What I would like to do, but I believe this is very uncommon and thus unsupported,
is to not even use the profiler at first, but simply to look at the raw running machine code (disassembly) and judge for myself if there is anything obviously inefficient going on, so I can avoid certain functions or language constucts
I asked about Unity methods because any call to the Unity API will be slower . . .
I sometimes did that in c++, usually though the tracy profiler
Yeah, again I was going to port enough of my exisitng c++ simulation code to evaluate what would be needed to achive similar perf in unity as my C++ version
ECS will probably be the answer
ECS is definitely the answer.
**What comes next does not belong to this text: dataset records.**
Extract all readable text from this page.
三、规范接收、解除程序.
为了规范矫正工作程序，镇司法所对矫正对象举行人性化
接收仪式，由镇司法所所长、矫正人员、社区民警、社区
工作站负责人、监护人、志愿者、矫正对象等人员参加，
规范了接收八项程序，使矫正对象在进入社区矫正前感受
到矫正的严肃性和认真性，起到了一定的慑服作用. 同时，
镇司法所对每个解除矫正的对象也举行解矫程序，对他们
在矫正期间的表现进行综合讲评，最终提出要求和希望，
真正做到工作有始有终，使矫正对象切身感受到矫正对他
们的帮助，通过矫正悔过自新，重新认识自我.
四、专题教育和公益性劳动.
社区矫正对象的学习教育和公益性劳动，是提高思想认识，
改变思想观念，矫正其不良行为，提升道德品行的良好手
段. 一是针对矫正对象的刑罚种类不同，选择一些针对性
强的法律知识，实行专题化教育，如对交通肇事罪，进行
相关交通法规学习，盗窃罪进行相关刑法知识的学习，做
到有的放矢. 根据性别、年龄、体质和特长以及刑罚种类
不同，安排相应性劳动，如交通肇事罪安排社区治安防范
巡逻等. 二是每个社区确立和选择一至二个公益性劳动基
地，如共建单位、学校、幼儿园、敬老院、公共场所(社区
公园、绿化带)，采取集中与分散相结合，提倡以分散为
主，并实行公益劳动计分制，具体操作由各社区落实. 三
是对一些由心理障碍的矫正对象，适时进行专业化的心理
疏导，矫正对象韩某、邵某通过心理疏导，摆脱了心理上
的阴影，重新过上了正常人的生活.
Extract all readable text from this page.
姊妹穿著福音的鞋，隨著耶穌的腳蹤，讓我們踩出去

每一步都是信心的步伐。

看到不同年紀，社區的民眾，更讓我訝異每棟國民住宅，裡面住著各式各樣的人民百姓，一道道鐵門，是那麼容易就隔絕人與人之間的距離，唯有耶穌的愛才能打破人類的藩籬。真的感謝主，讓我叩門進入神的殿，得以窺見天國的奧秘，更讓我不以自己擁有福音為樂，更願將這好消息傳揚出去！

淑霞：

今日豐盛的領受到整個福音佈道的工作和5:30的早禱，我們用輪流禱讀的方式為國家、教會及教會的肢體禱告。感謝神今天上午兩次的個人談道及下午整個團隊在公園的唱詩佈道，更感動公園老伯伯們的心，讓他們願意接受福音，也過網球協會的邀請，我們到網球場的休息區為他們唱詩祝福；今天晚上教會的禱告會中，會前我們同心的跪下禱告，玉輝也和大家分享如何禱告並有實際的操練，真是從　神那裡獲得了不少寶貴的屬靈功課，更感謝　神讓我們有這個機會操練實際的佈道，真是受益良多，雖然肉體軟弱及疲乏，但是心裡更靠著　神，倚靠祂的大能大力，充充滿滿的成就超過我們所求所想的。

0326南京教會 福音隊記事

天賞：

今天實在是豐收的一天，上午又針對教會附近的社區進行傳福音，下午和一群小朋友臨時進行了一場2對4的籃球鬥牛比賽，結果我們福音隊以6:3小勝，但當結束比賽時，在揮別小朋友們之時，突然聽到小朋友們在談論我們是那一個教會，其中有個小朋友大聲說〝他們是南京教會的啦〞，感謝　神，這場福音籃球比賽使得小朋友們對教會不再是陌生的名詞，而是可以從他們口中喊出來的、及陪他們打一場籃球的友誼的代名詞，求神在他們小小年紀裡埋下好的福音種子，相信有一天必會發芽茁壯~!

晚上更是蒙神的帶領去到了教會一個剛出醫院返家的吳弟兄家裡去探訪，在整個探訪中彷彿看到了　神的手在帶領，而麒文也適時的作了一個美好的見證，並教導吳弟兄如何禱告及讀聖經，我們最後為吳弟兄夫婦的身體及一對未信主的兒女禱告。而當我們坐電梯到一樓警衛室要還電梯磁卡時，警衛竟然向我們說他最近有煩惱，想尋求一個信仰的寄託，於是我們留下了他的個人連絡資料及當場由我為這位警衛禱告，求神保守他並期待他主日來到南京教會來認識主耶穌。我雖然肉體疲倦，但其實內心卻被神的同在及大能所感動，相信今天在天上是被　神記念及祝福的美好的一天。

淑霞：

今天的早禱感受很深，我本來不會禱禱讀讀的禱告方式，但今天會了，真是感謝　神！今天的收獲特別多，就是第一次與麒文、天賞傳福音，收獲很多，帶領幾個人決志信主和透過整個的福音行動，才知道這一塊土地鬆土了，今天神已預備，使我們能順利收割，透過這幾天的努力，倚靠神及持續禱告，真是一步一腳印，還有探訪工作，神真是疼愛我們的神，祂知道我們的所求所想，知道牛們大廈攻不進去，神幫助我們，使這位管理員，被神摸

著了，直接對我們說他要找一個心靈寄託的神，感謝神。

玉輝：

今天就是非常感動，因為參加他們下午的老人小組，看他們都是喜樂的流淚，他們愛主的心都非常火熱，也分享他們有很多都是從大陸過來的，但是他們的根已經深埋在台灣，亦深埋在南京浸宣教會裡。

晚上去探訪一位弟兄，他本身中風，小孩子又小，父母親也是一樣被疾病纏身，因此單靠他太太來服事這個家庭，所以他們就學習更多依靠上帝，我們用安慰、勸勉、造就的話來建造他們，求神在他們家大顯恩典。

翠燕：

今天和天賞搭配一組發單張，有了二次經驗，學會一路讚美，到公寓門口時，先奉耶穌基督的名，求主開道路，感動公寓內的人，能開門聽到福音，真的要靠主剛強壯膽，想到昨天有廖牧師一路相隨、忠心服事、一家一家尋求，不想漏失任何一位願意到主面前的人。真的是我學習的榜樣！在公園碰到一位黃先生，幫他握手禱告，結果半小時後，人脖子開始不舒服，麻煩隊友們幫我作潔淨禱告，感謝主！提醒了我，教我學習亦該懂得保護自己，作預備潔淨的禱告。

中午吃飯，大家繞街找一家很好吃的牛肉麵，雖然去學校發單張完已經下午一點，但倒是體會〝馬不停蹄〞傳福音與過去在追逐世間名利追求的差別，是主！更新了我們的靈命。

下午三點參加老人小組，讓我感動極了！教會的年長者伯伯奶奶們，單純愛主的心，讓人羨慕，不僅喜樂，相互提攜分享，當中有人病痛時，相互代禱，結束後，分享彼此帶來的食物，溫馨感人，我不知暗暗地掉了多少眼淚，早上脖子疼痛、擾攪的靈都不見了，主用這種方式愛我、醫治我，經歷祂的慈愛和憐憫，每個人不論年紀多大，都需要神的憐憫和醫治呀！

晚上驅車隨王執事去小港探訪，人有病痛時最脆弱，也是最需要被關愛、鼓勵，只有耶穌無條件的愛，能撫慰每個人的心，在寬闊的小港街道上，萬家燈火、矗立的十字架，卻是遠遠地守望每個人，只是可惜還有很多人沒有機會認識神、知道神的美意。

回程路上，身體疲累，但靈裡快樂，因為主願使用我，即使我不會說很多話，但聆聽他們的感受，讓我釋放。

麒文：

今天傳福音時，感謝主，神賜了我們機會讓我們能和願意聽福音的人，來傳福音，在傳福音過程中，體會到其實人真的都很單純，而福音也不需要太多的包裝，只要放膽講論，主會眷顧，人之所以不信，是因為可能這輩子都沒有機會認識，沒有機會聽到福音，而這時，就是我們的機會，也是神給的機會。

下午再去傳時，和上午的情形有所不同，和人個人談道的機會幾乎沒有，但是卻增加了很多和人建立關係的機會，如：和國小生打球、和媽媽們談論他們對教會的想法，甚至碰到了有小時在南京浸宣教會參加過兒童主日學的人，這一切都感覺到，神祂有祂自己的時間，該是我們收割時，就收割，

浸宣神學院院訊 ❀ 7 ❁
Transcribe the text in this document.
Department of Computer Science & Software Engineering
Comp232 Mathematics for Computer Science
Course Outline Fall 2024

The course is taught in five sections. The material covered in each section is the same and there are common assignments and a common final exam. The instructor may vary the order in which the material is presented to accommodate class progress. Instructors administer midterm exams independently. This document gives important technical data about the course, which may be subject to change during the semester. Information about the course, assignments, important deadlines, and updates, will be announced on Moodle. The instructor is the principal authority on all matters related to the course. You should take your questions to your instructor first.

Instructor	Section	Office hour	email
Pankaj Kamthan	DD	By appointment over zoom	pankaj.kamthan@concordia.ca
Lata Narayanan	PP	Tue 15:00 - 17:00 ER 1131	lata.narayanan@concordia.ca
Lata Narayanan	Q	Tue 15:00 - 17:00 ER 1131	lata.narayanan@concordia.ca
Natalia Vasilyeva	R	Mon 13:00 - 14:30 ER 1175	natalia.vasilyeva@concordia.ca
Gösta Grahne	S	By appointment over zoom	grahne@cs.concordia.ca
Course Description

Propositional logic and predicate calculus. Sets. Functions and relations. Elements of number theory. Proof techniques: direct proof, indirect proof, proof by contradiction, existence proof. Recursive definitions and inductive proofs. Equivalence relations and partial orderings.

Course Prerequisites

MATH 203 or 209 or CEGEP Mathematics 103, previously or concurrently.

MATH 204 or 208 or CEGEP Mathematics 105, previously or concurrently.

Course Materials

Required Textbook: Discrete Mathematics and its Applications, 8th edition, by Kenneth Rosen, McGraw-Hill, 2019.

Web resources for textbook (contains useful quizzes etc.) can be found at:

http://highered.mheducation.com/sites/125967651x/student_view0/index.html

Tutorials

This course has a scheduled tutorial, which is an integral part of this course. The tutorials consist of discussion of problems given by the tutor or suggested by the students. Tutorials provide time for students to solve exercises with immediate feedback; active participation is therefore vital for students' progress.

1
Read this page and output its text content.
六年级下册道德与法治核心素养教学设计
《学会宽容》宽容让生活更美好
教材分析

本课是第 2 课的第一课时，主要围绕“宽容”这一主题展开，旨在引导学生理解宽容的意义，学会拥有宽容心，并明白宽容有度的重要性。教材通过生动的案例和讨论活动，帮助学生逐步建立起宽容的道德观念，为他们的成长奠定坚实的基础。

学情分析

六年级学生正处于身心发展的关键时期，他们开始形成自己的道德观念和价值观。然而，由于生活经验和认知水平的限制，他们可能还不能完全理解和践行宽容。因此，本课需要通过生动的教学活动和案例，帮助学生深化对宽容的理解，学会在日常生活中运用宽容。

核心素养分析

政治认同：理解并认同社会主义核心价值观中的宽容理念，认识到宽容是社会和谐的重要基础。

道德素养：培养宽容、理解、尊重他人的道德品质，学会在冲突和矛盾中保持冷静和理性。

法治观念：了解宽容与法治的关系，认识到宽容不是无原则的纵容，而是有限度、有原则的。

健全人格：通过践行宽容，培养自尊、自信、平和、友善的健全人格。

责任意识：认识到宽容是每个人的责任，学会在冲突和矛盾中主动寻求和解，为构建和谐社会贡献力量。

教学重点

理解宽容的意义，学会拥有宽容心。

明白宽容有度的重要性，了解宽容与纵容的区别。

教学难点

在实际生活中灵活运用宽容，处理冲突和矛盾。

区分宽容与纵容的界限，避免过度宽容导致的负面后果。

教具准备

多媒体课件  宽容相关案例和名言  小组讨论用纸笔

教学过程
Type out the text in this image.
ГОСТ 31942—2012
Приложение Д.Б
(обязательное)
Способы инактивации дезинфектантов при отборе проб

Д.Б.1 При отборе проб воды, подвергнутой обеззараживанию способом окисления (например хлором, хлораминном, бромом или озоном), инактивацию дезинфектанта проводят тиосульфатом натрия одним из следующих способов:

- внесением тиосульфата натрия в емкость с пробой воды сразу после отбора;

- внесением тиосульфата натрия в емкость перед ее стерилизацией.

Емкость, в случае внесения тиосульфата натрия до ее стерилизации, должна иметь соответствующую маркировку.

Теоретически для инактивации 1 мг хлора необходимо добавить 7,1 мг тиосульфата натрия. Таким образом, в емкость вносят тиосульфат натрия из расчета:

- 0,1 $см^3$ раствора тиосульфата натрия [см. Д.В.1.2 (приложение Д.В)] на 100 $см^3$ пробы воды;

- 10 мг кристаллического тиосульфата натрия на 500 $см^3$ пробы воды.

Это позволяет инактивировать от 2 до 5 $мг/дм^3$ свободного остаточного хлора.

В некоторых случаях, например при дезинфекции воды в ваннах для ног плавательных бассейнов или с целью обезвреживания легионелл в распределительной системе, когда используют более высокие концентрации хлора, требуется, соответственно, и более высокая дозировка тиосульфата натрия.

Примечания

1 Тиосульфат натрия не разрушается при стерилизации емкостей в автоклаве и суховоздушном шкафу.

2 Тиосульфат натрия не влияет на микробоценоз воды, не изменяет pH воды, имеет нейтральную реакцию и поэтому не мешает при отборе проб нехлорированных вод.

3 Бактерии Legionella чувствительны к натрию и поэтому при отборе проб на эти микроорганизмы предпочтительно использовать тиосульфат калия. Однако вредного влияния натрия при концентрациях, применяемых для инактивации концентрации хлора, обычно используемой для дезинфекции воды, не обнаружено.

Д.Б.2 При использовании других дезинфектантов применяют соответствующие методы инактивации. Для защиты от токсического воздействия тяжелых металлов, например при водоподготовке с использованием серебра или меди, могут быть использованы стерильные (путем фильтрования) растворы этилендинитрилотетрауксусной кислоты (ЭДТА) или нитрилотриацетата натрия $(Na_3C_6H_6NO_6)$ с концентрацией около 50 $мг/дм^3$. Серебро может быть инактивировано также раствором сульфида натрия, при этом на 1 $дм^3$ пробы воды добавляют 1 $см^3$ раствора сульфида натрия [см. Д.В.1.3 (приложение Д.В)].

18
Using the burst compiler and c# job system will increase perf a lot with high-performance c# . . .
You may be able to further increase the speed without it . . .
Since the code compiles into IL—which then compiles into machine code—you'd only be able look at the IL code using a tool . . .
yes, while C++ compiles directly to machine code, and visual studio allows inspecting the disassebly very conveniently
c# has the IL step and it looks like debugging has the JIT run in some kind of special mode where you can't actually see disassembly
I see; that is nerve-racking . . .
Are you going to try optimizing further before moving to ECS, or jump right in?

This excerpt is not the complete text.